Thierry Camus was born in Nice in 1971. He recalls his youth marked by the brotherhood of the South Stand at the Ray stadium, as he likes to declare.
His book, presented before the European Cup match OGC Nice-Salzburg*, epitomizes the transfer of heritage between the historical past and a future that one hopes will be fruitful.
Times change, but the passion remains intact and is nourished by the symbols of the past.
From 1927 to 2013, the Ray embodied in Nice the vibrant heart of the city, where the passion of the Nissart people for football and for their club, OGC Nice, was expressed, inseparable from the local identity.
In this legendary multi-sport stadium—an architectural object born in the midst of workshops and watercress farms in Saint-Maurice—that underwent numerous transformations, the bourgeoisie and municipal elites, for the duration of a match, communed with the workers of Saint-Roch, without regard for origin or social class.

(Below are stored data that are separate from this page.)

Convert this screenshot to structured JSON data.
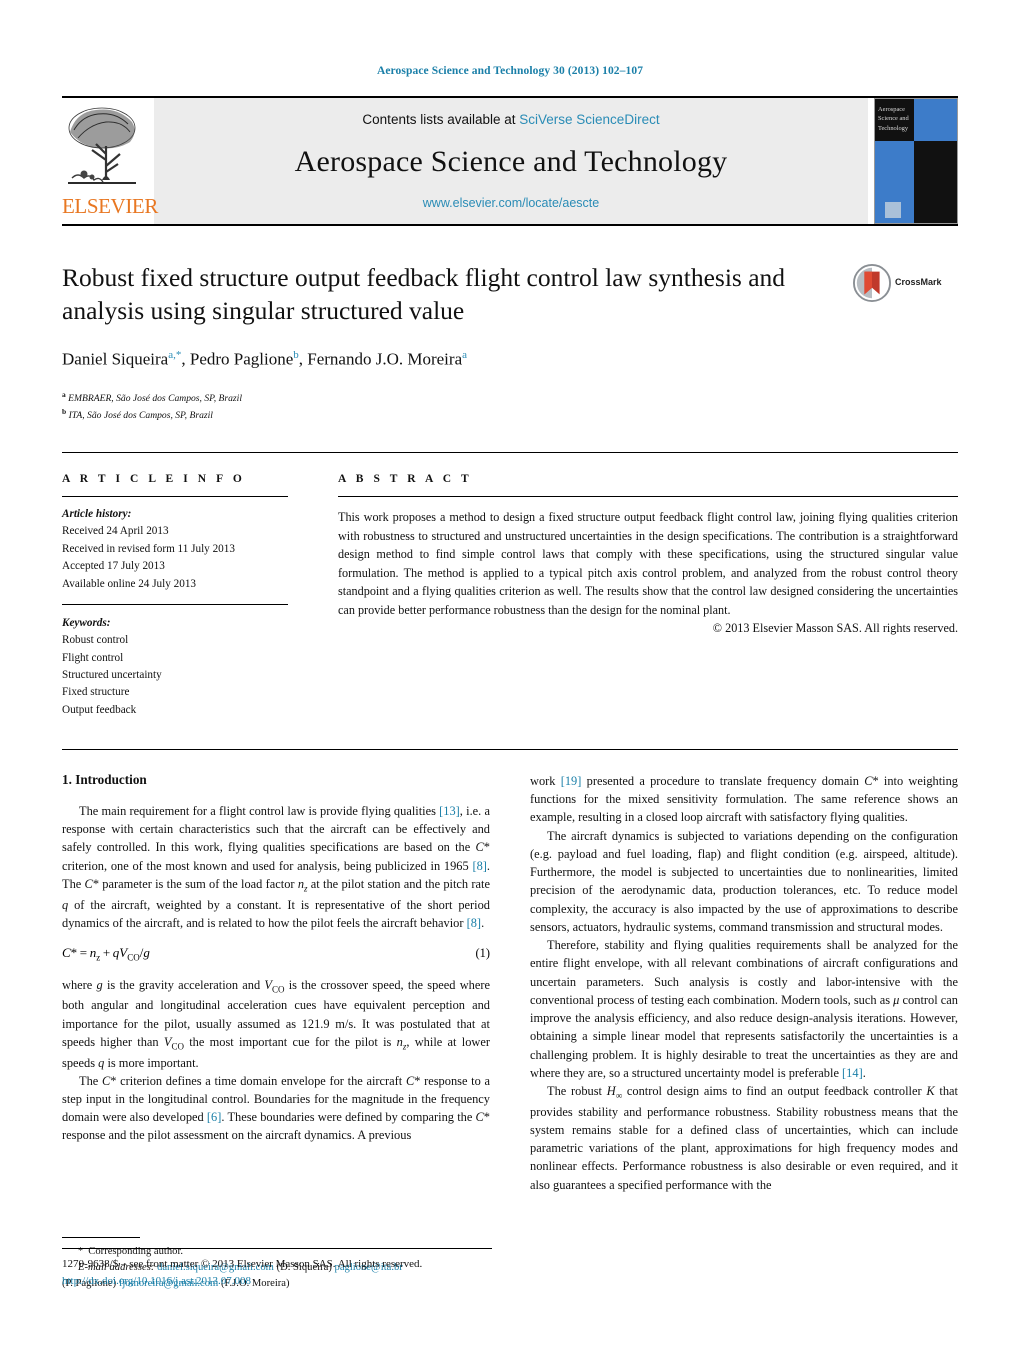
{
  "running_head": "Aerospace Science and Technology 30 (2013) 102–107",
  "masthead": {
    "publisher_name": "ELSEVIER",
    "contents_prefix": "Contents lists available at ",
    "contents_link": "SciVerse ScienceDirect",
    "journal_title": "Aerospace Science and Technology",
    "journal_url": "www.elsevier.com/locate/aescte",
    "cover_text": "Aerospace Science and Technology"
  },
  "article": {
    "title": "Robust fixed structure output feedback flight control law synthesis and analysis using singular structured value",
    "crossmark_label": "CrossMark",
    "authors_html": "Daniel Siqueira, Pedro Paglione, Fernando J.O. Moreira",
    "authors": [
      {
        "name": "Daniel Siqueira",
        "marks": "a,*"
      },
      {
        "name": "Pedro Paglione",
        "marks": "b"
      },
      {
        "name": "Fernando J.O. Moreira",
        "marks": "a"
      }
    ],
    "affiliations": [
      {
        "mark": "a",
        "text": "EMBRAER, São José dos Campos, SP, Brazil"
      },
      {
        "mark": "b",
        "text": "ITA, São José dos Campos, SP, Brazil"
      }
    ]
  },
  "info": {
    "heading": "A R T I C L E    I N F O",
    "history_label": "Article history:",
    "history": [
      "Received 24 April 2013",
      "Received in revised form 11 July 2013",
      "Accepted 17 July 2013",
      "Available online 24 July 2013"
    ],
    "keywords_label": "Keywords:",
    "keywords": [
      "Robust control",
      "Flight control",
      "Structured uncertainty",
      "Fixed structure",
      "Output feedback"
    ]
  },
  "abstract": {
    "heading": "A B S T R A C T",
    "text": "This work proposes a method to design a fixed structure output feedback flight control law, joining flying qualities criterion with robustness to structured and unstructured uncertainties in the design specifications. The contribution is a straightforward design method to find simple control laws that comply with these specifications, using the structured singular value formulation. The method is applied to a typical pitch axis control problem, and analyzed from the robust control theory standpoint and a flying qualities criterion as well. The results show that the control law designed considering the uncertainties can provide better performance robustness than the design for the nominal plant.",
    "copyright": "© 2013 Elsevier Masson SAS. All rights reserved."
  },
  "body": {
    "section_title": "1. Introduction",
    "left_p1_a": "The main requirement for a flight control law is provide flying qualities ",
    "left_p1_ref1": "[13]",
    "left_p1_b": ", i.e. a response with certain characteristics such that the aircraft can be effectively and safely controlled. In this work, flying qualities specifications are based on the ",
    "left_p1_c": " criterion, one of the most known and used for analysis, being publicized in 1965 ",
    "left_p1_ref2": "[8]",
    "left_p1_d": ". The ",
    "left_p1_e": " parameter is the sum of the load factor ",
    "left_p1_f": " at the pilot station and the pitch rate ",
    "left_p1_g": " of the aircraft, weighted by a constant. It is representative of the short period dynamics of the aircraft, and is related to how the pilot feels the aircraft behavior ",
    "left_p1_ref3": "[8]",
    "left_p1_h": ".",
    "equation": "C* = n_z + qV_CO/g",
    "equation_number": "(1)",
    "left_p2_a": "where ",
    "left_p2_b": " is the gravity acceleration and ",
    "left_p2_c": " is the crossover speed, the speed where both angular and longitudinal acceleration cues have equivalent perception and importance for the pilot, usually assumed as 121.9 m/s. It was postulated that at speeds higher than ",
    "left_p2_d": " the most important cue for the pilot is ",
    "left_p2_e": ", while at lower speeds ",
    "left_p2_f": " is more important.",
    "left_p3_a": "The ",
    "left_p3_b": " criterion defines a time domain envelope for the aircraft ",
    "left_p3_c": " response to a step input in the longitudinal control. Boundaries for the magnitude in the frequency domain were also developed ",
    "left_p3_ref": "[6]",
    "left_p3_d": ". These boundaries were defined by comparing the ",
    "left_p3_e": " response and the pilot assessment on the aircraft dynamics. A previous",
    "right_p1_a": "work ",
    "right_p1_ref": "[19]",
    "right_p1_b": " presented a procedure to translate frequency domain ",
    "right_p1_c": " into weighting functions for the mixed sensitivity formulation. The same reference shows an example, resulting in a closed loop aircraft with satisfactory flying qualities.",
    "right_p2": "The aircraft dynamics is subjected to variations depending on the configuration (e.g. payload and fuel loading, flap) and flight condition (e.g. airspeed, altitude). Furthermore, the model is subjected to uncertainties due to nonlinearities, limited precision of the aerodynamic data, production tolerances, etc. To reduce model complexity, the accuracy is also impacted by the use of approximations to describe sensors, actuators, hydraulic systems, command transmission and structural modes.",
    "right_p3_a": "Therefore, stability and flying qualities requirements shall be analyzed for the entire flight envelope, with all relevant combinations of aircraft configurations and uncertain parameters. Such analysis is costly and labor-intensive with the conventional process of testing each combination. Modern tools, such as ",
    "right_p3_b": " control can improve the analysis efficiency, and also reduce design-analysis iterations. However, obtaining a simple linear model that represents satisfactorily the uncertainties is a challenging problem. It is highly desirable to treat the uncertainties as they are and where they are, so a structured uncertainty model is preferable ",
    "right_p3_ref": "[14]",
    "right_p3_c": ".",
    "right_p4_a": "The robust ",
    "right_p4_b": " control design aims to find an output feedback controller ",
    "right_p4_c": " that provides stability and performance robustness. Stability robustness means that the system remains stable for a defined class of uncertainties, which can include parametric variations of the plant, approximations for high frequency modes and nonlinear effects. Performance robustness is also desirable or even required, and it also guarantees a specified performance with the"
  },
  "footnote": {
    "star": "*",
    "corresponding": "Corresponding author.",
    "email_label": "E-mail addresses:",
    "emails": [
      {
        "address": "daniel.siqueira@gmail.com",
        "owner": "(D. Siqueira)"
      },
      {
        "address": "paglione@ita.br",
        "owner": "(P. Paglione)"
      },
      {
        "address": "fjomoreira@gmail.com",
        "owner": "(F.J.O. Moreira)"
      }
    ]
  },
  "bottom": {
    "issn_line": "1270-9638/$ – see front matter © 2013 Elsevier Masson SAS. All rights reserved.",
    "doi": "http://dx.doi.org/10.1016/j.ast.2013.07.008"
  },
  "colors": {
    "accent_blue": "#1a7fa8",
    "link_blue": "#2a8cb6",
    "elsevier_orange": "#E87722",
    "cover_blue": "#3d7cc9"
  }
}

The supporter from Vieux-Nice fraternized with those from Cimiez or with the uprooted Pied-noir who had ended his journey in the city of Saint Réparate.
The “climbs” to the Ray offered beautiful moments of shared friendship, where the sacred picnic became a ritual.
These juicy anecdotes and these “stands’ briefings,” essential to the legendary banter of the Niçois, attest that there was always something happening at the Ray.